Tell HN: Pangram is easily-defeatable with Claude
5 days ago
I use Pangram all of the time to detect whether what I'm reading is fully AI-generated or not. Today, I wondered how easy it was to defeat it.
All I had to do was show them that the text they generated was detected as 100% AI generated to get them to generate a "human-sounding" text snippet.
Claude Sonnet: https://claude.ai/share/28080c8c-5647-43df-9671-91c9f9e46791
Interestingly, ChatGPT 5.4 won't do it, at least not with the default model it uses: https://chatgpt.com/share/69c6c713-038c-832e-86be-689abd7b7ae1. I'm guessing it can be jailbroken to do it though.

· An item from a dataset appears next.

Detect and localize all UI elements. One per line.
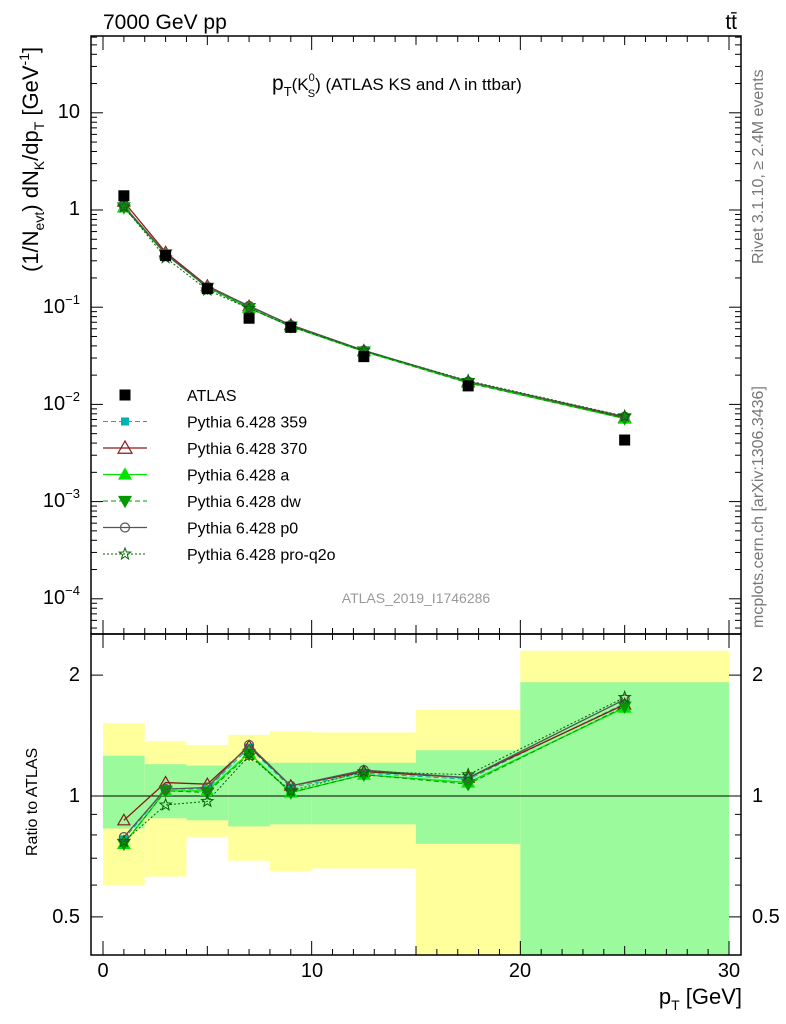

Pangram, and any tool like it, faces an uphill battle that's ultimately unwinnable. It assumes a static definition of "AI-generated" content, but as yen223 pointed out, there's no inherent "humanity" quality that can't be mimicked. This cat-and-mouse game between detectors and generators will heavily favor the generators. We've seen this play out in other security domains; the attacker always evolves faster than the defender.
This is a losing game for Pangram
There's no special "humanity" quality in text. If a human can write it, there's no reason a sufficiently strong pattern matcher can't write it too.
Using an LLM to prove text is human by asking another LLM to sound human feels like two mirrors facing each other. You mostly learn how good the illusion has gotten.
This will be an ongoing battle for a long time. Happy you were able to get them to make the change.